When Australia Experienced a Mass Shooting, the Government Enacted Gun Reform

When 35 people were murdered by a lone gunman in Tasmania in 1996, the conservative government did something the American government hasn't: it quickly banned automatic and semiautomatic weapons.

Guns Collected After Australia's Ban

A man holds up a rifle similar to the one used in the Port Arthur massacre during a gun buyback in Melbourne, September 8, 1996. (WILLIAM WEST/AFP via Getty Images)


In the wake of mass shootings like those in Uvalde and Chicago, and in the absence of meaningful reform on gun control, Australia’s gun regulation is often pointed to as a successful example of a state willing and able to take real action. In 1996, thirty-five people were murdered by a lone gunman in Port Arthur, Tasmania.
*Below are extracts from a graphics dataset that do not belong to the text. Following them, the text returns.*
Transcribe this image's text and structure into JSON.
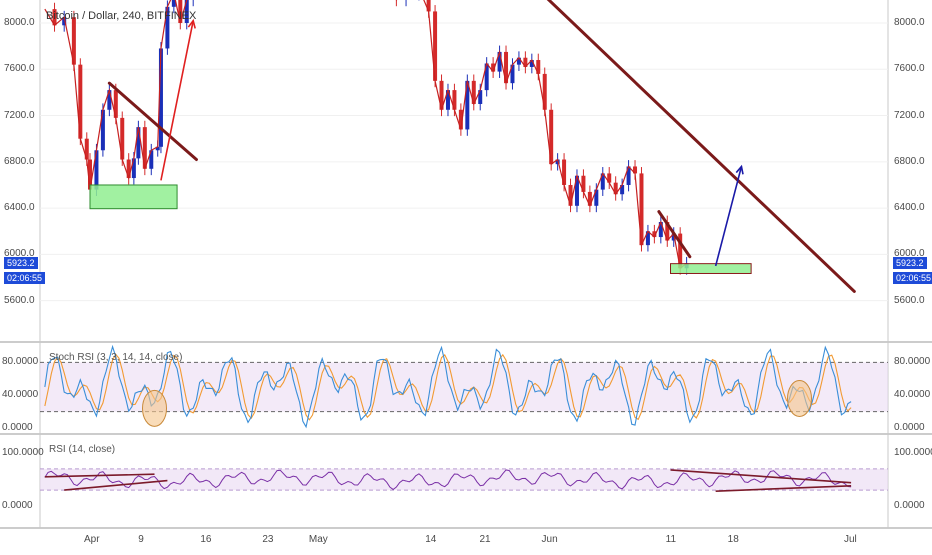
{
  "chart_data": [
    {
      "type": "candlestick",
      "title": "Bitcoin / Dollar, 240, BITFINEX",
      "ylim": [
        5500,
        8300
      ],
      "y_ticks": [
        "8000.0",
        "7600.0",
        "7200.0",
        "6800.0",
        "6400.0",
        "6000.0",
        "5600.0"
      ],
      "price_badge": "5923.2",
      "countdown_badge": "02:06:55",
      "close_series": [
        {
          "x": 0,
          "y": 8120
        },
        {
          "x": 1.5,
          "y": 7980
        },
        {
          "x": 3,
          "y": 8050
        },
        {
          "x": 4.5,
          "y": 7640
        },
        {
          "x": 5.5,
          "y": 7000
        },
        {
          "x": 6.5,
          "y": 6820
        },
        {
          "x": 7,
          "y": 6560
        },
        {
          "x": 8,
          "y": 6900
        },
        {
          "x": 9,
          "y": 7250
        },
        {
          "x": 10,
          "y": 7420
        },
        {
          "x": 11,
          "y": 7180
        },
        {
          "x": 12,
          "y": 6820
        },
        {
          "x": 13,
          "y": 6660
        },
        {
          "x": 13.8,
          "y": 6830
        },
        {
          "x": 14.5,
          "y": 7100
        },
        {
          "x": 15.5,
          "y": 6740
        },
        {
          "x": 16.5,
          "y": 6900
        },
        {
          "x": 17.5,
          "y": 6930
        },
        {
          "x": 18,
          "y": 7780
        },
        {
          "x": 19,
          "y": 8140
        },
        {
          "x": 20,
          "y": 8260
        },
        {
          "x": 21,
          "y": 8000
        },
        {
          "x": 22,
          "y": 8200
        },
        {
          "x": 23,
          "y": 8300
        },
        {
          "x": 52,
          "y": 8300
        },
        {
          "x": 53,
          "y": 8280
        },
        {
          "x": 54.5,
          "y": 8200
        },
        {
          "x": 56,
          "y": 8250
        },
        {
          "x": 58,
          "y": 8300
        },
        {
          "x": 59.5,
          "y": 8100
        },
        {
          "x": 60.5,
          "y": 7500
        },
        {
          "x": 61.5,
          "y": 7250
        },
        {
          "x": 62.5,
          "y": 7420
        },
        {
          "x": 63.5,
          "y": 7250
        },
        {
          "x": 64.5,
          "y": 7080
        },
        {
          "x": 65.5,
          "y": 7500
        },
        {
          "x": 66.5,
          "y": 7300
        },
        {
          "x": 67.5,
          "y": 7420
        },
        {
          "x": 68.5,
          "y": 7650
        },
        {
          "x": 69.5,
          "y": 7580
        },
        {
          "x": 70.5,
          "y": 7750
        },
        {
          "x": 71.5,
          "y": 7480
        },
        {
          "x": 72.5,
          "y": 7640
        },
        {
          "x": 73.5,
          "y": 7700
        },
        {
          "x": 74.5,
          "y": 7620
        },
        {
          "x": 75.5,
          "y": 7680
        },
        {
          "x": 76.5,
          "y": 7560
        },
        {
          "x": 77.5,
          "y": 7250
        },
        {
          "x": 78.5,
          "y": 6780
        },
        {
          "x": 79.5,
          "y": 6820
        },
        {
          "x": 80.5,
          "y": 6600
        },
        {
          "x": 81.5,
          "y": 6420
        },
        {
          "x": 82.5,
          "y": 6680
        },
        {
          "x": 83.5,
          "y": 6540
        },
        {
          "x": 84.5,
          "y": 6420
        },
        {
          "x": 85.5,
          "y": 6560
        },
        {
          "x": 86.5,
          "y": 6700
        },
        {
          "x": 87.5,
          "y": 6620
        },
        {
          "x": 88.5,
          "y": 6520
        },
        {
          "x": 89.5,
          "y": 6600
        },
        {
          "x": 90.5,
          "y": 6760
        },
        {
          "x": 91.5,
          "y": 6700
        },
        {
          "x": 92.5,
          "y": 6080
        },
        {
          "x": 93.5,
          "y": 6200
        },
        {
          "x": 94.5,
          "y": 6150
        },
        {
          "x": 95.5,
          "y": 6280
        },
        {
          "x": 96.5,
          "y": 6120
        },
        {
          "x": 97.5,
          "y": 6180
        },
        {
          "x": 98.5,
          "y": 5880
        },
        {
          "x": 99.5,
          "y": 5923
        }
      ],
      "trendlines": [
        {
          "from": {
            "x": 10,
            "y": 7480
          },
          "to": {
            "x": 23.5,
            "y": 6820
          },
          "color": "#7b1a1a"
        },
        {
          "from": {
            "x": 77,
            "y": 8260
          },
          "to": {
            "x": 125.5,
            "y": 5680
          },
          "color": "#7b1a1a"
        },
        {
          "from": {
            "x": 95.2,
            "y": 6370
          },
          "to": {
            "x": 100,
            "y": 5980
          },
          "color": "#7b1a1a"
        }
      ],
      "support_zones": [
        {
          "x0": 7,
          "x1": 20.5,
          "y0": 6395,
          "y1": 6600,
          "color": "#90ee90",
          "border": "#2e8b2e"
        },
        {
          "x0": 97,
          "x1": 109.5,
          "y0": 5835,
          "y1": 5920,
          "color": "#90ee90",
          "border": "#8b1a1a"
        }
      ],
      "arrows": [
        {
          "from": {
            "x": 18,
            "y": 6640
          },
          "to": {
            "x": 23,
            "y": 8020
          },
          "color": "#e02020"
        },
        {
          "from": {
            "x": 104,
            "y": 5900
          },
          "to": {
            "x": 108,
            "y": 6760
          },
          "color": "#1a1aa8"
        }
      ]
    },
    {
      "type": "line",
      "title": "Stoch RSI (3, 3, 14, 14, close)",
      "ylim": [
        0,
        100
      ],
      "y_ticks": [
        "80.0000",
        "40.0000",
        "0.0000"
      ],
      "levels": [
        80,
        20
      ],
      "highlights": [
        {
          "x": 17,
          "y": 24,
          "color": "#f5c48a"
        },
        {
          "x": 117,
          "y": 36,
          "color": "#f5c48a"
        }
      ]
    },
    {
      "type": "line",
      "title": "RSI (14, close)",
      "ylim": [
        0,
        100
      ],
      "y_ticks": [
        "100.0000",
        "0.0000"
      ],
      "band": [
        30,
        70
      ],
      "trendlines": [
        {
          "from": {
            "x": 0,
            "y": 55
          },
          "to": {
            "x": 17,
            "y": 60
          }
        },
        {
          "from": {
            "x": 3,
            "y": 30
          },
          "to": {
            "x": 19,
            "y": 48
          }
        },
        {
          "from": {
            "x": 97,
            "y": 68
          },
          "to": {
            "x": 125,
            "y": 44
          }
        },
        {
          "from": {
            "x": 104,
            "y": 28
          },
          "to": {
            "x": 125,
            "y": 38
          }
        }
      ]
    }
  ],
  "x_axis_labels": [
    "Apr",
    "9",
    "16",
    "23",
    "May",
    "14",
    "21",
    "Jun",
    "11",
    "18",
    "Jul"
  ]
}
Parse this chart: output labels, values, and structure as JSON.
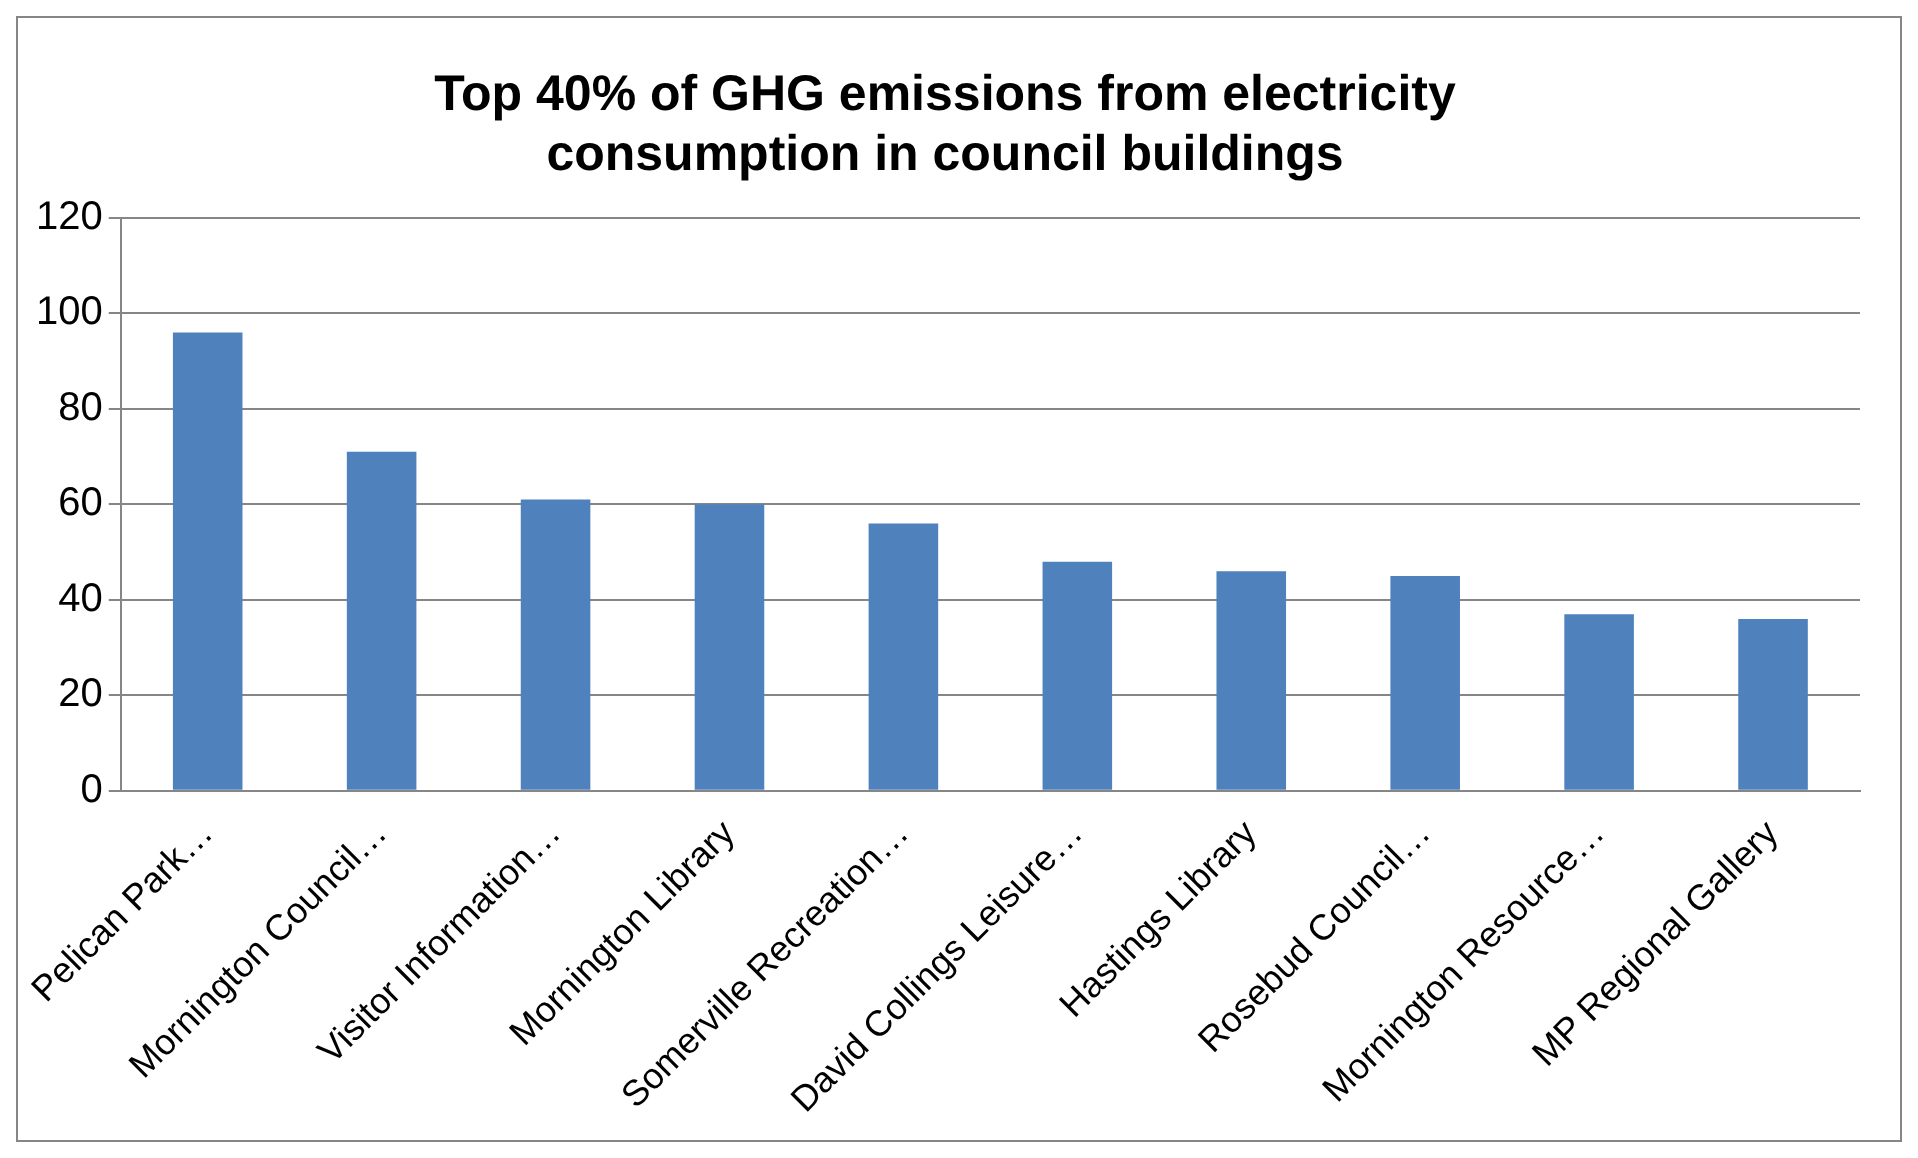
{
  "chart_data": {
    "type": "bar",
    "title": "Top 40% of GHG emissions from electricity consumption in council buildings",
    "categories": [
      "Pelican Park…",
      "Mornington Council…",
      "Visitor Information…",
      "Mornington Library",
      "Somerville Recreation…",
      "David Collings Leisure…",
      "Hastings Library",
      "Rosebud Council…",
      "Mornington Resource…",
      "MP Regional Gallery"
    ],
    "values": [
      96,
      71,
      61,
      60,
      56,
      48,
      46,
      45,
      37,
      36
    ],
    "color": "#4f81bd",
    "ylim": [
      0,
      120
    ],
    "yticks": [
      0,
      20,
      40,
      60,
      80,
      100,
      120
    ],
    "grid": "y",
    "legend": false
  }
}
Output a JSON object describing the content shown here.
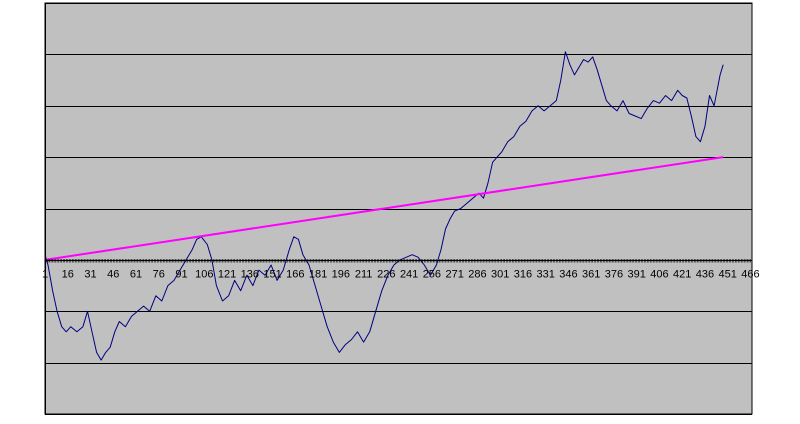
{
  "chart_data": {
    "type": "line",
    "title": "",
    "xlabel": "",
    "ylabel": "",
    "x_tick_labels": [
      "1",
      "16",
      "31",
      "46",
      "61",
      "76",
      "91",
      "106",
      "121",
      "136",
      "151",
      "166",
      "181",
      "196",
      "211",
      "226",
      "241",
      "256",
      "271",
      "286",
      "301",
      "316",
      "331",
      "346",
      "361",
      "376",
      "391",
      "406",
      "421",
      "436",
      "451",
      "466"
    ],
    "x_range": [
      1,
      467
    ],
    "y_range": [
      -3,
      5
    ],
    "y_tick_labels": [],
    "grid": "horizontal",
    "legend": "none",
    "colors": {
      "plot_background": "#c0c0c0",
      "gridline": "#000000",
      "axis": "#000000",
      "series_1": "#000080",
      "series_2": "#ff00ff"
    },
    "series": [
      {
        "key": "series_1",
        "points": [
          [
            1,
            0.1
          ],
          [
            3,
            -0.1
          ],
          [
            6,
            -0.6
          ],
          [
            9,
            -1.0
          ],
          [
            12,
            -1.3
          ],
          [
            15,
            -1.4
          ],
          [
            18,
            -1.3
          ],
          [
            22,
            -1.4
          ],
          [
            26,
            -1.3
          ],
          [
            29,
            -1.0
          ],
          [
            32,
            -1.4
          ],
          [
            35,
            -1.8
          ],
          [
            38,
            -1.95
          ],
          [
            41,
            -1.8
          ],
          [
            44,
            -1.7
          ],
          [
            47,
            -1.4
          ],
          [
            50,
            -1.2
          ],
          [
            54,
            -1.3
          ],
          [
            58,
            -1.1
          ],
          [
            62,
            -1.0
          ],
          [
            66,
            -0.9
          ],
          [
            70,
            -1.0
          ],
          [
            74,
            -0.7
          ],
          [
            78,
            -0.8
          ],
          [
            82,
            -0.5
          ],
          [
            86,
            -0.4
          ],
          [
            90,
            -0.2
          ],
          [
            94,
            0.0
          ],
          [
            98,
            0.2
          ],
          [
            101,
            0.4
          ],
          [
            104,
            0.45
          ],
          [
            108,
            0.3
          ],
          [
            111,
            0.0
          ],
          [
            114,
            -0.5
          ],
          [
            118,
            -0.8
          ],
          [
            122,
            -0.7
          ],
          [
            126,
            -0.4
          ],
          [
            130,
            -0.6
          ],
          [
            134,
            -0.3
          ],
          [
            138,
            -0.5
          ],
          [
            142,
            -0.2
          ],
          [
            146,
            -0.3
          ],
          [
            150,
            -0.1
          ],
          [
            154,
            -0.4
          ],
          [
            158,
            -0.2
          ],
          [
            162,
            0.2
          ],
          [
            165,
            0.45
          ],
          [
            168,
            0.4
          ],
          [
            171,
            0.1
          ],
          [
            175,
            -0.1
          ],
          [
            179,
            -0.5
          ],
          [
            183,
            -0.9
          ],
          [
            187,
            -1.3
          ],
          [
            191,
            -1.6
          ],
          [
            195,
            -1.8
          ],
          [
            199,
            -1.65
          ],
          [
            203,
            -1.55
          ],
          [
            207,
            -1.4
          ],
          [
            211,
            -1.6
          ],
          [
            215,
            -1.4
          ],
          [
            219,
            -1.0
          ],
          [
            223,
            -0.6
          ],
          [
            227,
            -0.3
          ],
          [
            231,
            -0.1
          ],
          [
            235,
            0.0
          ],
          [
            239,
            0.05
          ],
          [
            243,
            0.1
          ],
          [
            247,
            0.05
          ],
          [
            251,
            -0.1
          ],
          [
            255,
            -0.3
          ],
          [
            259,
            -0.1
          ],
          [
            262,
            0.2
          ],
          [
            265,
            0.6
          ],
          [
            268,
            0.8
          ],
          [
            271,
            0.95
          ],
          [
            275,
            1.0
          ],
          [
            279,
            1.1
          ],
          [
            283,
            1.2
          ],
          [
            287,
            1.3
          ],
          [
            290,
            1.2
          ],
          [
            293,
            1.5
          ],
          [
            296,
            1.9
          ],
          [
            299,
            2.0
          ],
          [
            302,
            2.1
          ],
          [
            306,
            2.3
          ],
          [
            310,
            2.4
          ],
          [
            314,
            2.6
          ],
          [
            318,
            2.7
          ],
          [
            322,
            2.9
          ],
          [
            326,
            3.0
          ],
          [
            330,
            2.9
          ],
          [
            334,
            3.0
          ],
          [
            338,
            3.1
          ],
          [
            341,
            3.5
          ],
          [
            344,
            4.05
          ],
          [
            347,
            3.8
          ],
          [
            350,
            3.6
          ],
          [
            353,
            3.75
          ],
          [
            356,
            3.9
          ],
          [
            359,
            3.85
          ],
          [
            362,
            3.95
          ],
          [
            365,
            3.7
          ],
          [
            368,
            3.4
          ],
          [
            371,
            3.1
          ],
          [
            374,
            3.0
          ],
          [
            378,
            2.9
          ],
          [
            382,
            3.1
          ],
          [
            386,
            2.85
          ],
          [
            390,
            2.8
          ],
          [
            394,
            2.75
          ],
          [
            398,
            2.95
          ],
          [
            402,
            3.1
          ],
          [
            406,
            3.05
          ],
          [
            410,
            3.2
          ],
          [
            414,
            3.1
          ],
          [
            418,
            3.3
          ],
          [
            421,
            3.2
          ],
          [
            424,
            3.15
          ],
          [
            427,
            2.8
          ],
          [
            430,
            2.4
          ],
          [
            433,
            2.3
          ],
          [
            436,
            2.6
          ],
          [
            439,
            3.2
          ],
          [
            442,
            3.0
          ],
          [
            444,
            3.3
          ],
          [
            446,
            3.6
          ],
          [
            448,
            3.8
          ]
        ]
      },
      {
        "key": "series_2",
        "points": [
          [
            1,
            0.0
          ],
          [
            448,
            2.0
          ]
        ]
      }
    ]
  }
}
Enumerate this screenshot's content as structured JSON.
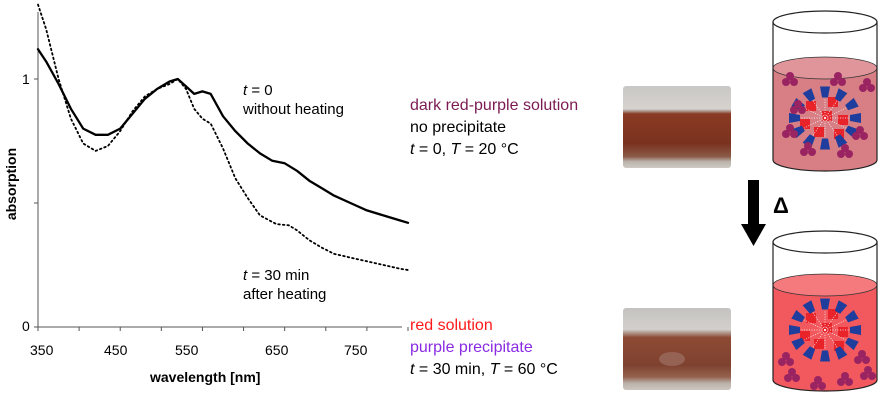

Newly elected conservative prime minister John Howard used the horrendous incident to push through a welcome new set of national guidelines on firearms.

Gun violence subsequently decreased in Australia. As a result, Howard is often painted as a brave leader who defied the gun lobby and his own constituents, reduced the number of guns in Australia, and ended mass shootings. The more nuanced versions of this narrative caution that this result is not set in stone. The simple lesson to be drawn is presumably that gun control is possible, even on right-wing terms.

Concrete gun control measures that reduce violence and suffering are of course welcome. But any simple celebration of Howard for introducing these measures misses much of the point. For one, the fall in gun violence needs to be attributed to broader causes, including the tireless feminist activism that has taken place over decades. Second, gun violence persists in the form of an increasingly powerful weapons industry, the growing militarization of the police, and increasing racist shootings of Aboriginal people. While mass gun violence involving strangers has more or less disappeared from mainland Australia, more meaningful reform is required to deal with the scale of the problem.